Why do people have a problem with the graphic design being a part of the web?
John’s feature in The Guardian which basically started this debate raises a number of points, and most of them are not in the favor of graphic designers.
Here’s what a part of the community thinks of graphic design:
The web was once nothing more than a collection of simple text pages marked up with some tags. Those were the times when browsers controlled how the web pages were displayed to the user, which, apparently didn’t go down too well with graphic designers. It wasn’t long before Web pages became more visually appealing, started to have animations, images, video components, and other interactive media all thanks to graphic designers.
However, now, instead of fetching the web page from a single location, browsers assembled its various components from different locations, combined them all and presented to the user when requested and this is where the problem began. All these images, graphics, and other visual elements began adding weight to the webpage, which grew from an average 93.7kB to over 679kB from 2003 to 2011. Now, if you are a lover of minimalist design, or have a slightly overt logical bent of mind, this would appear a sheer wastage of bandwidth. After all, you are using 679kB of bandwidth to convey, perhaps, not more than 10kB of information.
But can the web exist without graphic designers?
What is it that first catches your attention in any object, tangible or intangible? It is definitely its physical attributed such as shape, size and color. The same goes true for any webpage. While the content of any website is essentially one of its mainstays, it is its design that includes elements such as color, typography (read font play), shapes, logos, and layout that make or break the deal. A graphic designer’s role is greater than just making a website pleasant to look at. A person who dons a hat of graphic designer has to establish a communication bridge between the audience and the site.

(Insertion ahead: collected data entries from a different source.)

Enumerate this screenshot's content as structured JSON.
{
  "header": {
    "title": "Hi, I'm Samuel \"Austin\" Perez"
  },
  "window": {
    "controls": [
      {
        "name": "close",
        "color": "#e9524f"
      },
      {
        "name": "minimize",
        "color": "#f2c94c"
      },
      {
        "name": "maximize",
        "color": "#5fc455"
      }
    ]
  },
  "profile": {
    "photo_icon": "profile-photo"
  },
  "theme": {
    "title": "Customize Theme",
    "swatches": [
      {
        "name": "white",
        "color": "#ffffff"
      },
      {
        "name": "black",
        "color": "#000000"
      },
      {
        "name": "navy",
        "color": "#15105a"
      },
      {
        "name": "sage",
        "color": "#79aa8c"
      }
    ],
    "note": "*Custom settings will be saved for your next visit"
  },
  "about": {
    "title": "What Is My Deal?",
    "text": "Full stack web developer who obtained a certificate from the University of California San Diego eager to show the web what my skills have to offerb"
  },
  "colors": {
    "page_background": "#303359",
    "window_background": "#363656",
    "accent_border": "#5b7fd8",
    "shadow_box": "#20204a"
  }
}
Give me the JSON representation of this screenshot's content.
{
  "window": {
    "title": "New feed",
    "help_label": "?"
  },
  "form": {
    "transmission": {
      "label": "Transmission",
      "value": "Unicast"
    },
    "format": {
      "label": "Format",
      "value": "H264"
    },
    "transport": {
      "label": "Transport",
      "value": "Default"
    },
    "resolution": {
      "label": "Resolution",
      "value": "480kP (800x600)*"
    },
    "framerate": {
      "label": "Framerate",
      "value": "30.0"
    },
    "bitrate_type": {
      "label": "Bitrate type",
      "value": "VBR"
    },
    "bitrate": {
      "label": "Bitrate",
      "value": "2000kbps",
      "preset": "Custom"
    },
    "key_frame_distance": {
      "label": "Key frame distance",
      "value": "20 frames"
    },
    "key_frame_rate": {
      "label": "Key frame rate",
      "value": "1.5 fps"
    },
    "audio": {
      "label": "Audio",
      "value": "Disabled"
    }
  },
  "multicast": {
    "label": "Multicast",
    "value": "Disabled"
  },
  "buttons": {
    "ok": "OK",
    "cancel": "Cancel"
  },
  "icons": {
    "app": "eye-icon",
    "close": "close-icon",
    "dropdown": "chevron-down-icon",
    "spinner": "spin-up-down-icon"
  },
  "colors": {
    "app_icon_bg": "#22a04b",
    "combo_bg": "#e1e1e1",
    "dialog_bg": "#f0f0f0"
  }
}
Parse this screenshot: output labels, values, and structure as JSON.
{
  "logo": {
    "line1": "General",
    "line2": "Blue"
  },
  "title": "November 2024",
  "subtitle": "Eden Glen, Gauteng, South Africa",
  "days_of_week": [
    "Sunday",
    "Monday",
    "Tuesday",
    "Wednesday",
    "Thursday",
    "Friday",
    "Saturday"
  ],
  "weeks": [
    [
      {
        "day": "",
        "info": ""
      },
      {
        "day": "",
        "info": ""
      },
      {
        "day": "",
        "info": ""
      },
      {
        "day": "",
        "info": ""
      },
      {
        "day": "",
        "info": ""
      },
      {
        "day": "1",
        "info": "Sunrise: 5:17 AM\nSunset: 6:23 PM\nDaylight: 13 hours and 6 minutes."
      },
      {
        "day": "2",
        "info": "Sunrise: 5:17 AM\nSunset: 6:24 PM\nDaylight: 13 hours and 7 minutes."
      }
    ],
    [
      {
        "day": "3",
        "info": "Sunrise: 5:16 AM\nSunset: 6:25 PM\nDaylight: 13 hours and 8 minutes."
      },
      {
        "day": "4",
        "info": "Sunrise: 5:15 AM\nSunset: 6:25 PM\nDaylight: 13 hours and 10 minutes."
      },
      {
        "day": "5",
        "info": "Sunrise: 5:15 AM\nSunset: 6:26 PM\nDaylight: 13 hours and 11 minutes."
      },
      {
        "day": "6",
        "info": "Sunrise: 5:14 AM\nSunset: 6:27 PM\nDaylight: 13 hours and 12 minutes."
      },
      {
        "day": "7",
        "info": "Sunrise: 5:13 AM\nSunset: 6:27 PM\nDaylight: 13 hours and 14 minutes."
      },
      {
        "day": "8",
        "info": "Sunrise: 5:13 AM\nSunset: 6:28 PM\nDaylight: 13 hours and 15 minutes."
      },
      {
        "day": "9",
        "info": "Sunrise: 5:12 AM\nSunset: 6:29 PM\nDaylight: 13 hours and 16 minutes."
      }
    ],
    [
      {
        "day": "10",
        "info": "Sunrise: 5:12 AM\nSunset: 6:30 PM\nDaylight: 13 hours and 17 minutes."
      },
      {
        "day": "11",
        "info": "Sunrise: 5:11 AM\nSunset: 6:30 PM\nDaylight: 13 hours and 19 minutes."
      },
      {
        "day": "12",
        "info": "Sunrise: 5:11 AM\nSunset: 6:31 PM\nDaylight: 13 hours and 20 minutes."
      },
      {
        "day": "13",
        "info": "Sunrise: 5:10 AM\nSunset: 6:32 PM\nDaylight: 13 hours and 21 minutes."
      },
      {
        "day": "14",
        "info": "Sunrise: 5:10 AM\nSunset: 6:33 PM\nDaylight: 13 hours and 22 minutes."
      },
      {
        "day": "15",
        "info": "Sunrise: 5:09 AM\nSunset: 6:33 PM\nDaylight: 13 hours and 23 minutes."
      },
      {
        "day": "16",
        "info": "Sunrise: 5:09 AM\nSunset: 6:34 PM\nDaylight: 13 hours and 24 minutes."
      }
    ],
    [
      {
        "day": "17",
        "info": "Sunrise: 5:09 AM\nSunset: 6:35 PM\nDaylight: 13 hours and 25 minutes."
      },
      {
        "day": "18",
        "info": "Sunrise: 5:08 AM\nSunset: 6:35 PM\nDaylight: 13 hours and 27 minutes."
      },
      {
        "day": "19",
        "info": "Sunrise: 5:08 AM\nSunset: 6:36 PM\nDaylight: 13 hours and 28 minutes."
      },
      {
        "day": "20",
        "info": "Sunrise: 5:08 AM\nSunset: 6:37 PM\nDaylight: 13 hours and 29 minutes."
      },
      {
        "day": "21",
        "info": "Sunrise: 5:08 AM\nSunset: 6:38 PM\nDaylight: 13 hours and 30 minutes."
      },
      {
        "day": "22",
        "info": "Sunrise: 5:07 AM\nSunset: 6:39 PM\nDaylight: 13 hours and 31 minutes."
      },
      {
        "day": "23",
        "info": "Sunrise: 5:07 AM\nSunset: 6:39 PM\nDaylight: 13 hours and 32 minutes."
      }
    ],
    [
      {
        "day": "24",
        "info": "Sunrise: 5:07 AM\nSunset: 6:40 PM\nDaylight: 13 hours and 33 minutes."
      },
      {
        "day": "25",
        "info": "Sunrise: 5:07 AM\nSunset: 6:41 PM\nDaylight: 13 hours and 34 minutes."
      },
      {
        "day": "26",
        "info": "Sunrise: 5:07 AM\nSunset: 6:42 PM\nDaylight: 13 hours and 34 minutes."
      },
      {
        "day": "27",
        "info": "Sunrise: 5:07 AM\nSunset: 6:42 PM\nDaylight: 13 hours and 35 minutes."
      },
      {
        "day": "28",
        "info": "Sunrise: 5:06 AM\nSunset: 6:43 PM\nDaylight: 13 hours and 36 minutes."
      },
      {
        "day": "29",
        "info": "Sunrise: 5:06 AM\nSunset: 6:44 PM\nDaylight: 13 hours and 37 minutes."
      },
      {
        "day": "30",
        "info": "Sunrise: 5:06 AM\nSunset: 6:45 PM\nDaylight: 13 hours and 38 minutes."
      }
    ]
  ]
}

A lot of things combine together to make for a great website and graphics is one of them. While having good graphics is no excuse for having a weak content, for those conducting business on the web graphic design can make a huge difference. The web is swarming with billions of pages, with millions being created every single day. People are always in hurry and have become used to give only a fraction of their attention to web pages. They quickly scan pages and exit if it fails to engage them and one sure shot way of stopping them from doing the same is by using engaging and well-designed graphics.
Good graphics initiates a call to action
Good visuals give your visitors confidence in your business. In addition, a graphic designer helps initiate a call to action by facilitating tasks such as buying something online. After all, human beings are most impacted by what they see. Good graphics can help evoke an emotional connection with the visitors. There is ample proven research to show that colors are able to affect our moods and thus consequentially affect the decision-making process. A graphic designer’s job is thus to use these colors in persuading people to do things that are in their interests, as said by the iconic designer Milton Glaser.
Finally, graphic design also adds a creative spirit to the website and be recognized with the overall branding strategy of the product, business or website where it is being used.
However, a slow loading website is still a pervasive problem, and no one seems to like it.
It was never about Graphic design versus Web design. It’s Graphic design with efficient Web design
Jack Schofield, in his blog made various points about the factors that might be contributing to the bloating of web pages. Countering John’s rant against graphic designers, he rightfully pointed out that an attractive design has got little to do with painfully slow websites. Often web designers are guided by a pervasive notion that a useful website must have a lot of plug-ins, widgets for social networking, fancy flash, videos, and other shiny stuff, not to forget the complicated code. These are the major culprits that make a website literally suck.
Websites are hardly an exclusive property of graphic designers.
They are only called in to bring in aesthetic sensibility to a site, in order to ring emotional bells with customers. While graphic designers often tend to focus hard on aesthetics, sometimes to the detriment of other factors, but that’s where other members of the team have a role to play. A web designer is also an important voice on the table and shares greater responsibility of keeping the website up and running smoothly while maintaining the best possible visual standards.
Graphic design and Web design: Twin wheels of a good website
The onus of a better website doesn’t rest solely on the shoulders of graphic designers and therefore, blaming them for laggy performance is nothing more than eyewash. Good websites are a product of superb design, optimized code, and informative content. While a person applying for a graphic designer’s job should also keep in mind the technical constraints of web designing, it is ultimately the test of a programmer’s and web designer’s expertise, abilities and skills to ensure a perfect appearance doesn’t undermine the performance of the website.